Perennial Real Estate Holdings Limited - Annual Report 2015 - page 199

BUILDING LANDMARKS, CHARTING GROWTH
197
Annual Report 2015
NOTES TO THE FINANCIAL STATEMENTS
3 SIGNIFICANT ACCOUNTING POLICIES
(continued)
3.1 Basis of consolidation
(continued)
(i)
Business combinations (continued)
Costs related to the acquisition, other than those associated with the issue of debt or equity securities, that the
Group incurs in connection with a business combination are expensed as incurred.

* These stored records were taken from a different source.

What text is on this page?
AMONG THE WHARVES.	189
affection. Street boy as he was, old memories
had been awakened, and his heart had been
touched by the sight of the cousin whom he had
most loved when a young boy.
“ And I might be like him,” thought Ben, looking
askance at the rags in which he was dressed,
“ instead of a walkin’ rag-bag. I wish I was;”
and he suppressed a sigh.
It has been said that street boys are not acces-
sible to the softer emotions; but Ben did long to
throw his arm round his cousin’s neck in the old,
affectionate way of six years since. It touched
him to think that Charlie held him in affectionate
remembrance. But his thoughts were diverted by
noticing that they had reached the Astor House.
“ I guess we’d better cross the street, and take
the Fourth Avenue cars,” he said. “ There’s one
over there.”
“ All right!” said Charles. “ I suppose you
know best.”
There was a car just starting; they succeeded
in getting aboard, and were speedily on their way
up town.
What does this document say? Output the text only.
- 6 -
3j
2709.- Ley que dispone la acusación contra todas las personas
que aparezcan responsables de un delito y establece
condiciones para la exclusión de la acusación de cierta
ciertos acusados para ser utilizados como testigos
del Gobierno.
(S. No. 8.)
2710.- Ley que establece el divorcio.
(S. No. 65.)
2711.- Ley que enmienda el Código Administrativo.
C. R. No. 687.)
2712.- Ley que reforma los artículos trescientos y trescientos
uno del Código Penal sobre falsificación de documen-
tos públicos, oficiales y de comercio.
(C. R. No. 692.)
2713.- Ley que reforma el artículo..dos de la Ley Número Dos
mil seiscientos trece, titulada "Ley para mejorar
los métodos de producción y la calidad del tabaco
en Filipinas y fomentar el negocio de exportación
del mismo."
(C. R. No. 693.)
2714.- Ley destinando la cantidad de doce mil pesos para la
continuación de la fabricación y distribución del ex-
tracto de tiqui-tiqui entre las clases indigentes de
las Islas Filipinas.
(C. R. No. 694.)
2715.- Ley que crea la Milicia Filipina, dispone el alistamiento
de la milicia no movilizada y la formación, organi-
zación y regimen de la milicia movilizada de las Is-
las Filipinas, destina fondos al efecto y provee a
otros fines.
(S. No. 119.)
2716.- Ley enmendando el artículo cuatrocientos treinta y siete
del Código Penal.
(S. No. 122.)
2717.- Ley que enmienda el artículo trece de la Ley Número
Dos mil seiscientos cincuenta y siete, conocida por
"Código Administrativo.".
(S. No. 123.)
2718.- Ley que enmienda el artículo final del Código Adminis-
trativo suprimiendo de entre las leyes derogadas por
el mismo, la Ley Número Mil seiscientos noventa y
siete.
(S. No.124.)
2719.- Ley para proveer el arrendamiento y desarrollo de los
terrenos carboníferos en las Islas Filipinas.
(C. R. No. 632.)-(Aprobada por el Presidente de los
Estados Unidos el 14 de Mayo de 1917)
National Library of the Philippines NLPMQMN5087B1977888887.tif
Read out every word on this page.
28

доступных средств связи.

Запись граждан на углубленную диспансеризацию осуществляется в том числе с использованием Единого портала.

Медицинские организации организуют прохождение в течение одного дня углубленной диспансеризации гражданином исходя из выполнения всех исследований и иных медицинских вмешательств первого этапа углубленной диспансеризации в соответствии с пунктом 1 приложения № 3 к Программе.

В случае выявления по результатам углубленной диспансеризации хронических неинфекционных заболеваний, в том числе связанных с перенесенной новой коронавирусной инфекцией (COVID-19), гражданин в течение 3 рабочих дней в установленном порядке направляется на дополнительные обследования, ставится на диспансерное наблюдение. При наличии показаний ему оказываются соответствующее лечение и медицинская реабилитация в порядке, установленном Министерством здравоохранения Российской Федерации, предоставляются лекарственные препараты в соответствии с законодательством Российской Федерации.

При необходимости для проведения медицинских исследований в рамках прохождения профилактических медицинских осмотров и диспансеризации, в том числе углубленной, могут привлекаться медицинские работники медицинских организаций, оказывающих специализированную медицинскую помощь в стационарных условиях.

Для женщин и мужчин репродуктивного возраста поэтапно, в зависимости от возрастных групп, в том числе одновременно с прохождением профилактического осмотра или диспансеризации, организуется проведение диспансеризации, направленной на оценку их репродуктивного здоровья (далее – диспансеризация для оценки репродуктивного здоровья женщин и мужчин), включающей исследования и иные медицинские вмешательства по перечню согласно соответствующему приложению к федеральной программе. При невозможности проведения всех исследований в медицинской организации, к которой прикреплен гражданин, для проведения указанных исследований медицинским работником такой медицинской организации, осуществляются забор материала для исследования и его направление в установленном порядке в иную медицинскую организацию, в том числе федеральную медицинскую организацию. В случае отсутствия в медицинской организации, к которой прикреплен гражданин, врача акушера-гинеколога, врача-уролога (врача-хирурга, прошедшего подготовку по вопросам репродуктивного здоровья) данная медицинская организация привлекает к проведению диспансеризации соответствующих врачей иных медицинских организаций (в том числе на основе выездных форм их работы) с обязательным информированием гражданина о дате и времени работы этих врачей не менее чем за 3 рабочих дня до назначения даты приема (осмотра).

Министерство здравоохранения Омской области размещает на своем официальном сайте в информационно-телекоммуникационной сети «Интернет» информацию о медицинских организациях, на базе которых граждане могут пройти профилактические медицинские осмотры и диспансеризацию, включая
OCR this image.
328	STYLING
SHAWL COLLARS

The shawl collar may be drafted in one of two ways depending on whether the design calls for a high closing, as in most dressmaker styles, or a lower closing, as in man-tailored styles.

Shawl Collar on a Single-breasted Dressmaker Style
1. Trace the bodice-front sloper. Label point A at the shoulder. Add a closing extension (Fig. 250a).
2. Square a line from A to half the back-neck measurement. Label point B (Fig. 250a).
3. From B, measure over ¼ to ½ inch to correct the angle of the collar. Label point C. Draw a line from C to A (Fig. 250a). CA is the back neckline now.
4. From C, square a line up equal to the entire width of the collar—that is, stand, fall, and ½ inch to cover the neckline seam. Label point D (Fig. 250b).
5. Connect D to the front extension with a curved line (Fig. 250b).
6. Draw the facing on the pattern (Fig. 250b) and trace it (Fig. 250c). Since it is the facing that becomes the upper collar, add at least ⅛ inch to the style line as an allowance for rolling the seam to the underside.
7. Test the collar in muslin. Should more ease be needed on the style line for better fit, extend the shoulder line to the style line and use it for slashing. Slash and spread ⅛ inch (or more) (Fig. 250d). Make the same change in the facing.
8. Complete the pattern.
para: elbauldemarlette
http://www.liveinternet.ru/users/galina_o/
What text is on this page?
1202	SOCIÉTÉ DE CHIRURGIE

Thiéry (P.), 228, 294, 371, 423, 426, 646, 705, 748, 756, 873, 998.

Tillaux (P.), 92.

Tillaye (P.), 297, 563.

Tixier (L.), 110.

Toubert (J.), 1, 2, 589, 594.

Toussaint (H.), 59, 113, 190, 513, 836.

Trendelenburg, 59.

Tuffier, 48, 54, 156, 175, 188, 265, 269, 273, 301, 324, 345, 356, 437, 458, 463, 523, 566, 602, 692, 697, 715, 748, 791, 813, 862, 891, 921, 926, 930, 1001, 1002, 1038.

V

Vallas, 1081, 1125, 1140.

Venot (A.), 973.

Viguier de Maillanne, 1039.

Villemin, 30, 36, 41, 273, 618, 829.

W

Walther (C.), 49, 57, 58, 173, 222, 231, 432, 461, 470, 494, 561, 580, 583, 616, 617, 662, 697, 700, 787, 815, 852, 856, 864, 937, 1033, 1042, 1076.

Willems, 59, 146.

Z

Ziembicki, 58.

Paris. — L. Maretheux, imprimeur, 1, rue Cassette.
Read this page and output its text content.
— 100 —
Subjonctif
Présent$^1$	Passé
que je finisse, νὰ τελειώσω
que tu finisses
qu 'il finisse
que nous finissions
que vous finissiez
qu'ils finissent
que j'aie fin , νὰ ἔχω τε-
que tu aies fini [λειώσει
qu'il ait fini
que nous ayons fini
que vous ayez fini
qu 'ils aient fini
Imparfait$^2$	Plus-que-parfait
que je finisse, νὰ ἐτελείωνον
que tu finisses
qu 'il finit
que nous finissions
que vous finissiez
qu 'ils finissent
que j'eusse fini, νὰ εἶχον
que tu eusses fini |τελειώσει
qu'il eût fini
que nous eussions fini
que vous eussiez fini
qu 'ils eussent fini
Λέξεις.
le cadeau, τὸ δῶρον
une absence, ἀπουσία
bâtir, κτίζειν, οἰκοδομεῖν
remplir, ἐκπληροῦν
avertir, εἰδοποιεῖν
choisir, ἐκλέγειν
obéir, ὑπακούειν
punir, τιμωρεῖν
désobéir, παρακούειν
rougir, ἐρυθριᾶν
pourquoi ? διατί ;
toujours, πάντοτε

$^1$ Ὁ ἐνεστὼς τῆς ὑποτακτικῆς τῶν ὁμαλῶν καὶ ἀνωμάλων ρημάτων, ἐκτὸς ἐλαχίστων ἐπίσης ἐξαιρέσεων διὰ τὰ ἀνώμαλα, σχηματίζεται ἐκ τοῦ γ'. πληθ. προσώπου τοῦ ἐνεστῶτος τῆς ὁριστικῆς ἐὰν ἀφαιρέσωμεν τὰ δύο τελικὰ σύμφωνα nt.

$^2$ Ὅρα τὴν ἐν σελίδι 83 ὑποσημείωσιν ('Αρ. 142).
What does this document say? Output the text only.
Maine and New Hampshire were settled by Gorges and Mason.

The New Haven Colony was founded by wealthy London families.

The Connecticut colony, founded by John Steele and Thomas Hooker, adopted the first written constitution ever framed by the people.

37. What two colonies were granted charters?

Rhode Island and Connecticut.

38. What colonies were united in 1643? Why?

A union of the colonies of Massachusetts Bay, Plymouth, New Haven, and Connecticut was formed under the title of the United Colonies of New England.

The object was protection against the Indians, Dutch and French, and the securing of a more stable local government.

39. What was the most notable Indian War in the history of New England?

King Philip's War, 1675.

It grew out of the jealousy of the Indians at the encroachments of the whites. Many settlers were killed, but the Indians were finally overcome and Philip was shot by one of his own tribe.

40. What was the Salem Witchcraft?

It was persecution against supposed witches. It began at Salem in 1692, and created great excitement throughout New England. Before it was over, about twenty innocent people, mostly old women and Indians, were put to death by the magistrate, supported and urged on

Changes in the Group’s interest in a subsidiary that do not result in a loss of control are accounted for as
transactions with owners in their capacity as owners and therefore no adjustments are made to goodwill and no gain
or loss is recognised in profit or loss. Adjustments to NCI arising from transactions that do not involve the loss of
control are based on a proportionate amount of the net assets of the subsidiary.
(ii)
Subsidiaries
Subsidiaries are entities controlled by the Group. The Group controls an entity when it is exposed to, or has rights
to, variable returns from its involvement with the entity and has the ability to affect those returns through its power
over the entity. The financial statements of subsidiaries are included in the consolidated financial statements from the
date that control commences until the date that control ceases.
The accounting policies of subsidiaries have been changed when necessary to align them with the policies adopted
by the Group. Losses applicable to NCI in a subsidiary are allocated to the NCI even if doing so causes the NCI to
have a deficit balance.
(iii)
Acquisition of entities under common control
Business combinations arising from transfers of interests in entities that are under the control of the shareholder that
controls the Group are accounted for as if the acquisition had occurred at the beginning of the earliest comparative
year presented or, if later, at the date that common control was established; for this purpose comparatives are
restated. The assets and liabilities acquired are recognised at the carrying amounts recognised previously in the
Group controlling shareholder’s consolidated financial statements. The components of equity of the acquired entities
are added to the same components within the Group equity and any gain/loss arising is recognised directly in equity.
(iv)
Loss of control
Upon the loss of control, the Group derecognises the assets and liabilities of the subsidiary, any NCI and the other
components of equity related to the subsidiary. Any surplus or deficit arising from the loss of control is recognised in
profit or loss. If the Group retains any interest in the previous subsidiary, then such interest is measured at fair value
at the date that control is lost. Subsequently, it is accounted for as an equity-accounted investee or as an available-
for-sale financial asset depending on the level of influence retained.
(v)
Investments in associates and joint ventures (equity-accounted investees)
Associates are those entities in which the Group has significant influence, but not control or joint control, over the
financial and operating policies of these entities. Significant influence is presumed to exist when the Group holds
between 20% or more of the voting power of another entity. A joint venture is an arrangement in which the Group
has joint control, whereby the Group has rights to the net assets of the arrangement, rather than rights to its assets
and obligations for its liabilities.